My son came home from school sick the other day. While eating pea soup at the kitchen table, he told me what fun his health teacher is and how funny it was to rifle through her big box of condoms, birth control pills, diaphragms. I felt a little sick myself, about as green as the soup we were eating. Adam is newly thirteen, and while coming into his own, still–so young. I believe in sex ed in theory; in practice, I’m more ambivalent. Couldn’t he just not know for a while, let his head be filled with BB guns and video games and The Godfather and Wimpy Kid books, which he still reads? “I, uh, guess it’s kinda weird to, uh, learn about all that stuff when you’re not going to need it for a while…..” I trailed off limply. “Of course not, Mom, you don’t have to say, that, sheesh,” he said, in disgust. How uncool. But I wondered if part of being home sick was being confronted head on with “all that stuff,” with having to find some way to assimilate it and find a stance towards it. I remember my milder, less graphic, introduction when I asked my mother about the word ‘rape’ in sixth grade, and my shock and disgust when she described the terms of sex to me. I wanted mainly to forget about it, to go back to not knowing. I imagine that today’s kids aren’t that much different. It’s a big mystery to lean into, grow into, and it means leaving innocence behind. Sex ed is life-long; the technical information is the least of it.

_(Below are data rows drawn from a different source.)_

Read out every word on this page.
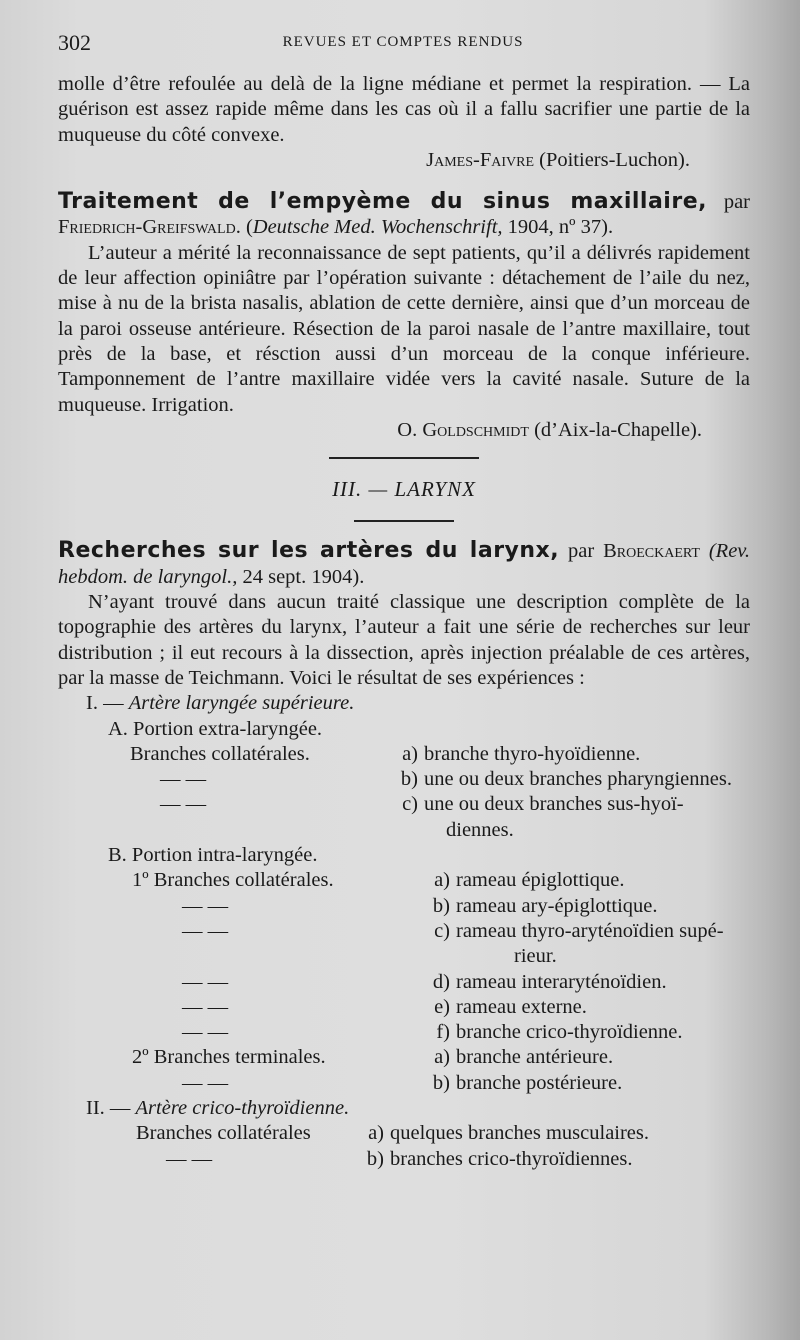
302	REVUES ET COMPTES RENDUS

molle d’être refoulée au delà de la ligne médiane et permet la respiration. — La guérison est assez rapide même dans les cas où il a fallu sacrifier une partie de la muqueuse du côté convexe.

James-Faivre (Poitiers-Luchon).

Traitement de l’empyème du sinus maxillaire, par Friedrich-Greifswald. (Deutsche Med. Wochenschrift, 1904, nº 37).

L’auteur a mérité la reconnaissance de sept patients, qu’il a délivrés rapidement de leur affection opiniâtre par l’opération suivante : détachement de l’aile du nez, mise à nu de la brista nasalis, ablation de cette dernière, ainsi que d’un morceau de la paroi osseuse antérieure. Résection de la paroi nasale de l’antre maxillaire, tout près de la base, et résction aussi d’un morceau de la conque inférieure. Tamponnement de l’antre maxillaire vidée vers la cavité nasale. Suture de la muqueuse. Irrigation.

O. Goldschmidt (d’Aix-la-Chapelle).

III. — LARYNX

Recherches sur les artères du larynx, par Broeckaert (Rev. hebdom. de laryngol., 24 sept. 1904).

N’ayant trouvé dans aucun traité classique une description complète de la topographie des artères du larynx, l’auteur a fait une série de recherches sur leur distribution ; il eut recours à la dissection, après injection préalable de ces artères, par la masse de Teichmann. Voici le résultat de ses expériences :

I. —
Artère laryngée supérieure.
A. Portion extra-laryngée.
Branches collatérales.	a) branche thyro-hyoïdienne.
— —	b) une ou deux branches pharyngiennes.
— —	c) une ou deux branches sus-hyoï-
diennes.
B. Portion intra-laryngée.
1º Branches collatérales.	a) rameau épiglottique.
— —	b) rameau ary-épiglottique.
— —	c) rameau thyro-aryténoïdien supé-
rieur.
— —	d) rameau interaryténoïdien.
— —	e) rameau externe.
— —	f) branche crico-thyroïdienne.
2º Branches terminales.	a) branche antérieure.
— —	b) branche postérieure.
II. —
Artère crico-thyroïdienne.
Branches collatérales	a) quelques branches musculaires.
— —	b) branches crico-thyroïdiennes.
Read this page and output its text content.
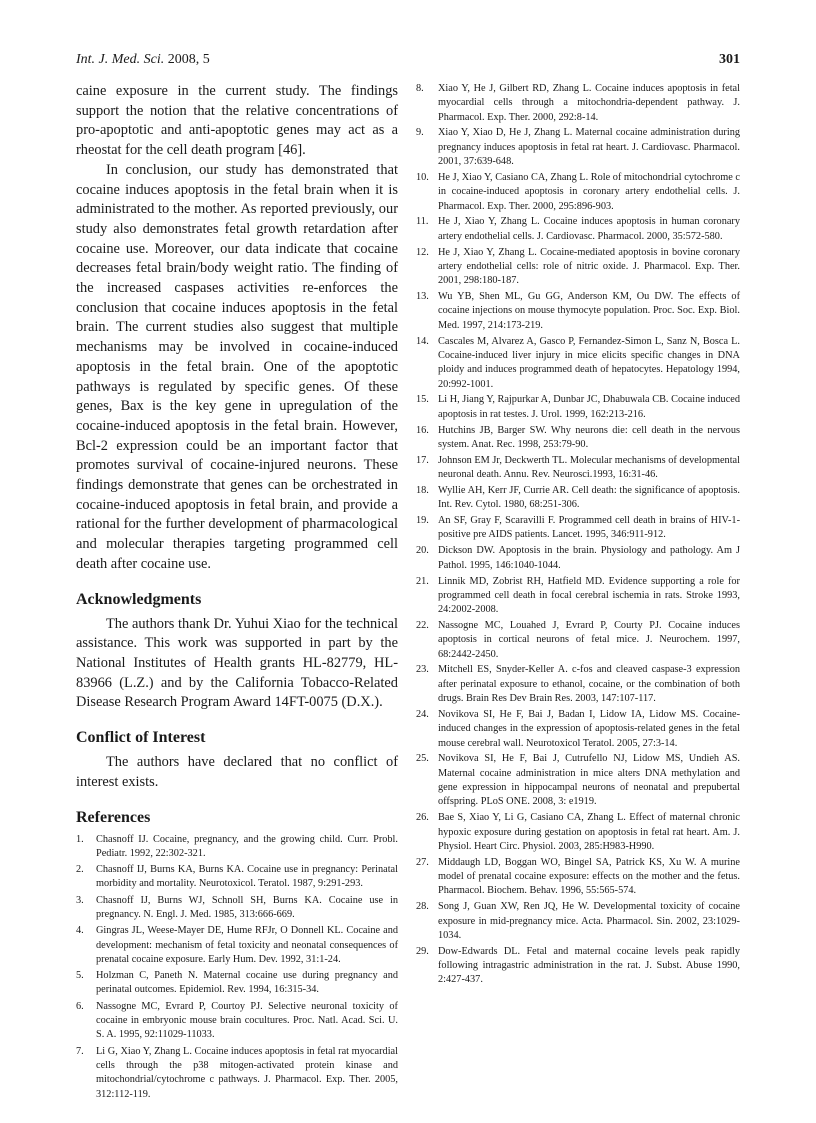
Int. J. Med. Sci. 2008, 5	301

caine exposure in the current study. The findings support the notion that the relative concentrations of pro-apoptotic and anti-apoptotic genes may act as a rheostat for the cell death program [46].

In conclusion, our study has demonstrated that cocaine induces apoptosis in the fetal brain when it is administrated to the mother. As reported previously, our study also demonstrates fetal growth retardation after cocaine use. Moreover, our data indicate that cocaine decreases fetal brain/body weight ratio. The finding of the increased caspases activities re-enforces the conclusion that cocaine induces apoptosis in the fetal brain. The current studies also suggest that multiple mechanisms may be involved in cocaine-induced apoptosis in the fetal brain. One of the apoptotic pathways is regulated by specific genes. Of these genes, Bax is the key gene in upregulation of the cocaine-induced apoptosis in the fetal brain. However, Bcl-2 expression could be an important factor that promotes survival of cocaine-injured neurons. These findings demonstrate that genes can be orchestrated in cocaine-induced apoptosis in fetal brain, and provide a rational for the further development of pharmacological and molecular therapies targeting programmed cell death after cocaine use.

Acknowledgments

The authors thank Dr. Yuhui Xiao for the technical assistance. This work was supported in part by the National Institutes of Health grants HL-82779, HL-83966 (L.Z.) and by the California Tobacco-Related Disease Research Program Award 14FT-0075 (D.X.).

Conflict of Interest

The authors have declared that no conflict of interest exists.

References
1.	Chasnoff IJ. Cocaine, pregnancy, and the growing child. Curr. Probl. Pediatr. 1992, 22:302-321.
2.	Chasnoff IJ, Burns KA, Burns KA. Cocaine use in pregnancy: Perinatal morbidity and mortality. Neurotoxicol. Teratol. 1987, 9:291-293.
3.	Chasnoff IJ, Burns WJ, Schnoll SH, Burns KA. Cocaine use in pregnancy. N. Engl. J. Med. 1985, 313:666-669.
4.	Gingras JL, Weese-Mayer DE, Hume RFJr, O Donnell KL. Cocaine and development: mechanism of fetal toxicity and neonatal consequences of prenatal cocaine exposure. Early Hum. Dev. 1992, 31:1-24.
5.	Holzman C, Paneth N. Maternal cocaine use during pregnancy and perinatal outcomes. Epidemiol. Rev. 1994, 16:315-34.
6.	Nassogne MC, Evrard P, Courtoy PJ. Selective neuronal toxicity of cocaine in embryonic mouse brain cocultures. Proc. Natl. Acad. Sci. U. S. A. 1995, 92:11029-11033.
7.	Li G, Xiao Y, Zhang L. Cocaine induces apoptosis in fetal rat myocardial cells through the p38 mitogen-activated protein kinase and mitochondrial/cytochrome c pathways. J. Pharmacol. Exp. Ther. 2005, 312:112-119.
8.	Xiao Y, He J, Gilbert RD, Zhang L. Cocaine induces apoptosis in fetal myocardial cells through a mitochondria-dependent pathway. J. Pharmacol. Exp. Ther. 2000, 292:8-14.
9.	Xiao Y, Xiao D, He J, Zhang L. Maternal cocaine administration during pregnancy induces apoptosis in fetal rat heart. J. Cardiovasc. Pharmacol. 2001, 37:639-648.
10. He J, Xiao Y, Casiano CA, Zhang L. Role of mitochondrial cytochrome c in cocaine-induced apoptosis in coronary artery endothelial cells. J. Pharmacol. Exp. Ther. 2000, 295:896-903.
11. He J, Xiao Y, Zhang L. Cocaine induces apoptosis in human coronary artery endothelial cells. J. Cardiovasc. Pharmacol. 2000, 35:572-580.
12. He J, Xiao Y, Zhang L. Cocaine-mediated apoptosis in bovine coronary artery endothelial cells: role of nitric oxide. J. Pharmacol. Exp. Ther. 2001, 298:180-187.
13. Wu YB, Shen ML, Gu GG, Anderson KM, Ou DW. The effects of cocaine injections on mouse thymocyte population. Proc. Soc. Exp. Biol. Med. 1997, 214:173-219.
14. Cascales M, Alvarez A, Gasco P, Fernandez-Simon L, Sanz N, Bosca L. Cocaine-induced liver injury in mice elicits specific changes in DNA ploidy and induces programmed death of hepatocytes. Hepatology 1994, 20:992-1001.
15. Li H, Jiang Y, Rajpurkar A, Dunbar JC, Dhabuwala CB. Cocaine induced apoptosis in rat testes. J. Urol. 1999, 162:213-216.
16. Hutchins JB, Barger SW. Why neurons die: cell death in the nervous system. Anat. Rec. 1998, 253:79-90.
17. Johnson EM Jr, Deckwerth TL. Molecular mechanisms of developmental neuronal death. Annu. Rev. Neurosci.1993, 16:31-46.
18. Wyllie AH, Kerr JF, Currie AR. Cell death: the significance of apoptosis. Int. Rev. Cytol. 1980, 68:251-306.
19. An SF, Gray F, Scaravilli F. Programmed cell death in brains of HIV-1-positive pre AIDS patients. Lancet. 1995, 346:911-912.
20. Dickson DW. Apoptosis in the brain. Physiology and pathology. Am J Pathol. 1995, 146:1040-1044.
21. Linnik MD, Zobrist RH, Hatfield MD. Evidence supporting a role for programmed cell death in focal cerebral ischemia in rats. Stroke 1993, 24:2002-2008.
22. Nassogne MC, Louahed J, Evrard P, Courty PJ. Cocaine induces apoptosis in cortical neurons of fetal mice. J. Neurochem. 1997, 68:2442-2450.
23. Mitchell ES, Snyder-Keller A. c-fos and cleaved caspase-3 expression after perinatal exposure to ethanol, cocaine, or the combination of both drugs. Brain Res Dev Brain Res. 2003, 147:107-117.
24. Novikova SI, He F, Bai J, Badan I, Lidow IA, Lidow MS. Cocaine-induced changes in the expression of apoptosis-related genes in the fetal mouse cerebral wall. Neurotoxicol Teratol. 2005, 27:3-14.
25. Novikova SI, He F, Bai J, Cutrufello NJ, Lidow MS, Undieh AS. Maternal cocaine administration in mice alters DNA methylation and gene expression in hippocampal neurons of neonatal and prepubertal offspring. PLoS ONE. 2008, 3: e1919.
26. Bae S, Xiao Y, Li G, Casiano CA, Zhang L. Effect of maternal chronic hypoxic exposure during gestation on apoptosis in fetal rat heart. Am. J. Physiol. Heart Circ. Physiol. 2003, 285:H983-H990.
27. Middaugh LD, Boggan WO, Bingel SA, Patrick KS, Xu W. A murine model of prenatal cocaine exposure: effects on the mother and the fetus. Pharmacol. Biochem. Behav. 1996, 55:565-574.
28. Song J, Guan XW, Ren JQ, He W. Developmental toxicity of cocaine exposure in mid-pregnancy mice. Acta. Pharmacol. Sin. 2002, 23:1029-1034.
29. Dow-Edwards DL. Fetal and maternal cocaine levels peak rapidly following intragastric administration in the rat. J. Subst. Abuse 1990, 2:427-437.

In the last month, I have attended two funerals and a woman I have worked with at the Cancer center for eight years is dying. She is not my first participant to die–there have been three others. It has been a privilege to work with each person, and to be with them even as they part from us. As a young woman, I dreamed of all the trips I would take, the places I would visit, and death was not on that list. Death was like a faint rumor, one easy to refute. Now, it is clear I will probably not visit many of the places I’ve imagined, but I will take that final trip. So, I’ve suddenly become interested in home funerals, in the particulars of hospice. Like a child smuggling porn to try to figure out the adult world, I read about these things. Still, like that child, nothing will prepare me for the real thing. It has to be lived.
The day Adam came home from school, he made a sponge cake. He is mastering a repertoire of cakes. I lean towards stews, curries. The other night I made braised lamb shanks with red wine and basil with polenta. I seasoned it with the salt of my tears. I imagine that, overwhelmed with our various mysteries, we both find comfort in cooking, in the way of taking raw and inedible ingredients and transforming them into something sustaining and pleasurable. The cooking brings us into the moment, into our bodies, into the stream of life. Cooking helps us digest the indigestible. It is a gift we share, a pleasure beyond nourishment. Writing is like this, too. We take the raw ingredients of our lives, we cook them, offer our strange and particular melange in the hope of nourishing ourselves and others. Just as in the Jewish Seder, we taste our tears, the sweetness of our lives.
Lamb stew, yum. I find cooking (and meal planning) very distracting and comforting from a variety of kinds of stress.